“There’s something happening here. What it is ain’t exactly clear” are the opening two lines to the 1966 Buffalo Springfield hit song, “For What It’s Worth”.
For what it is worth, the same can be said about recent economic data in America. “Everyone”, meaning all of the experts and commentators on talk shows, keep predicting a significant slowdown of the American economy and have done so since the night Donald Trump was elected in 2016.
Nobel Laureate Paul Krugman proudly wrote in the New York Times in the wee hours after Trump won the electoral college: “If the question is when markets will recover, a first-pass answer is never”.
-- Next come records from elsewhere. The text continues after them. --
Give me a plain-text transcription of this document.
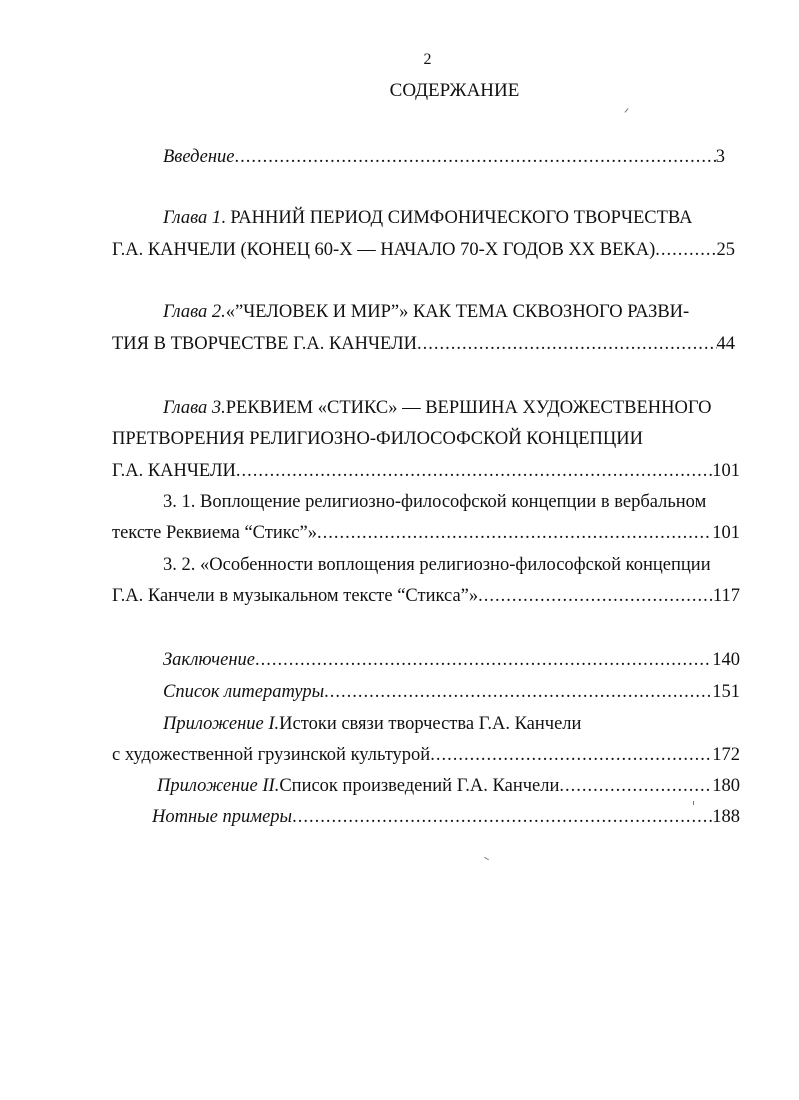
2
СОДЕРЖАНИЕ
Введение .....	3
Глава 1 . РАННИЙ ПЕРИОД СИМФОНИЧЕСКОГО ТВОРЧЕСТВА
Г.А. КАНЧЕЛИ (КОНЕЦ 60-Х — НАЧАЛО 70-Х ГОДОВ XX ВЕКА) .....	25
Глава 2. «”ЧЕЛОВЕК И МИР”» КАК ТЕМА СКВОЗНОГО РАЗВИ-
ТИЯ В ТВОРЧЕСТВЕ Г.А. КАНЧЕЛИ .....	44
Глава 3. РЕКВИЕМ «СТИКС» — ВЕРШИНА ХУДОЖЕСТВЕННОГО
ПРЕТВОРЕНИЯ РЕЛИГИОЗНО-ФИЛОСОФСКОЙ КОНЦЕПЦИИ
Г.А. КАНЧЕЛИ .....	101
3. 1. Воплощение религиозно-философской концепции в вербальном
тексте Реквиема “Стикс”» .....	101
3. 2. «Особенности воплощения религиозно-философской концепции
Г.А. Канчели в музыкальном тексте “Стикса”» .....	117
Заключение .....	140
Список литературы .....	151
Приложение I. Истоки связи творчества Г.А. Канчели
с художественной грузинской культурой .....	172
Приложение II. Список произведений Г.А. Канчели .....	180
Нотные примеры .....	188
Ouch. One has to think Mr. Krugman wished he could have a do-over with that colossal gaffe.
Except apparently he doesn’t. On April 8, 2019, only 23 days ago, he wrote: ‘It’s true that U.S. economic growth got a bump for two quarters last year, and Trumpists are still pretending to believe that we’ll have great growth for a decade. But at this point last year’s growth is looking like a brief and rapidly fading sugar high”.
First quarter 2019 GDP growth came in at 3.2% last Friday. The consensus among professional economists and prognosticators was 2%.
What has happened? Has every economist turned into a non-analytical clone of Paul Krugman? Why has the source of this new-found economic growth not been “exactly clear” for everyone to see?
One important factor could be the higher 1-year write-off of the purchase cost of new machinery and equipment for small businesses in the Trump tax bill. Business owners point to this tax change as being an underappreciated aspect of the accelerated economic growth we are seeing in the US economy.
A small business contractor can buy a new truck and expense the whole cost of the vehicle in the first year even though it might take 5-7 years to pay for the loan. If a small business had $45,000 of net profit, they could offset that with the $45,000 cost of the new vehicle and drive their taxable income way down to cite one very simple example. Depending on their tax bracket, the owner could save up to $15,000 in federal taxes and $2000 in state taxes which is money that stays in their pocket, not the government’s.
Economic growth is directly attributable to productivity gains in the economy. Buying new machines that can produce more product at a lower cost is the very definition of “productivity gains”. We all benefit from such productivity gains whether we are employees, owners, investors, stockholders or retired from the workforce.
Former Vice-President-under-President-Barack-Obama Joe Biden entered the presidential race last week ostensibly to “take America back to the golden days” he apparently thought happened while he and President Obama were leading our country.
Americans throughout modern history have considered 2% annual real growth “dismal” and “disappointing”. Former President Obama and his Vice-President Joe Biden considered 2% to be the “new normal” for the American economy going forward. Forever.
Annual real GDP growth never exceeded 2% during any of the 8 years the Obama/Biden team was in charge. How odd that as soon as they left office, GDP is now growing almost 60% faster under the pro-free enterprise policies of President Trump as passed by a Republican Congress with zero Democratic votes.
If you want to know one big difference between the Obama and Trump White Houses, consider that in 8 years, the Obama Administration did not add this provision to help spur the economy back to full health.
The difference between 1% GDP annual growth to 3% GDP growth across 35 years, about a generation, would mean the US economy would double from $21.5 trillion to $43 trillion in 2054.
For what it’s worth 3.2% growth is far preferable to 2.0%. Why go backwards into the future?